Project description:A recently determined set of 20 NMR-derived conformations of a 48-residue all-alpha-helical protein, (PDB ID code 2JVD), is validated here by comparing the observed (13)C(alpha) chemical shifts with those computed at the density functional level of theory. In addition, a recently introduced physics-based method, aimed at determining protein structures by using NOE-derived distance constraints together with observed and computed (13)C(alpha) chemical shifts, was applied to determine a new set of 10 conformations, (Set-bt), as a blind test for the same protein. A cross-validation of these two sets of conformations in terms of the agreement between computed and observed (13)C(alpha) chemical shifts, several stereochemical quality factors, and some NMR quality assessment scores reveals the good quality of both sets of structures. We also carried out an analysis of the agreement between the observed and computed (13)C(alpha) chemical shifts for a slightly longer construct of the protein solved by x-ray crystallography at 2.0-A resolution (PDB ID code 3BHP) with an identical amino acid residue sequence to the 2JVD structure for the first 46 residues.
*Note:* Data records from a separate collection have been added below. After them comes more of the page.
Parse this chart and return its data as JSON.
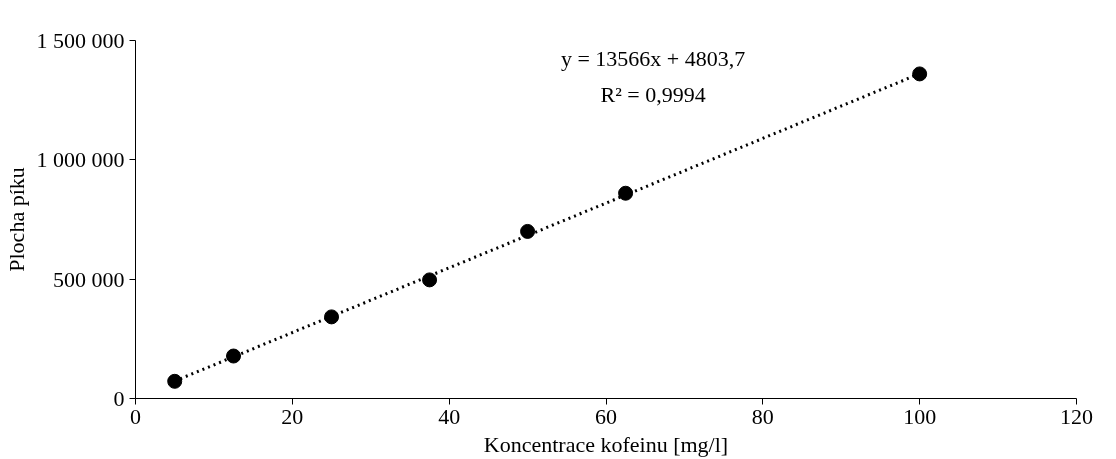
{
  "chart_data": {
    "type": "scatter",
    "xlabel": "Koncentrace kofeinu [mg/l]",
    "ylabel": "Plocha píku",
    "marker": "circle",
    "grid": false,
    "xlim": [
      0,
      120
    ],
    "xticks": [
      0,
      20,
      40,
      60,
      80,
      100,
      120
    ],
    "ylim": [
      0,
      1500000
    ],
    "yticks": [
      0,
      {
        "value": 500000,
        "label": "500 000"
      },
      {
        "value": 1000000,
        "label": "1 000 000"
      },
      {
        "value": 1500000,
        "label": "1 500 000"
      }
    ],
    "series": [
      {
        "color": "#000000",
        "x": [
          5,
          12.5,
          25,
          37.5,
          50,
          62.5,
          100
        ],
        "values": [
          72000,
          178000,
          342000,
          497000,
          700000,
          860000,
          1360000
        ]
      },
      {
        "type": "line",
        "color": "#000000",
        "line_style": "dotted",
        "marker": "none",
        "x": [
          5,
          100
        ],
        "values": [
          73000,
          1361000
        ]
      }
    ],
    "annotations": [
      "y = 13566x + 4803,7",
      "R² = 0,9994"
    ]
  }
}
Our results reveal that both of the NMR-derived sets, namely 2JVD and Set-bt, are somewhat better representations of the observed (13)C(alpha) chemical shifts in solution than the 3BHP crystal structure. In addition, the (13)C(alpha)-based validation analysis appears to be more sensitive to subtle structural differences across the three sets of structures than any other NMR quality-assessment scores used here, and, although it is computationally intensive, this analysis has potential value as a standard procedure to determine, refine, and validate protein structures.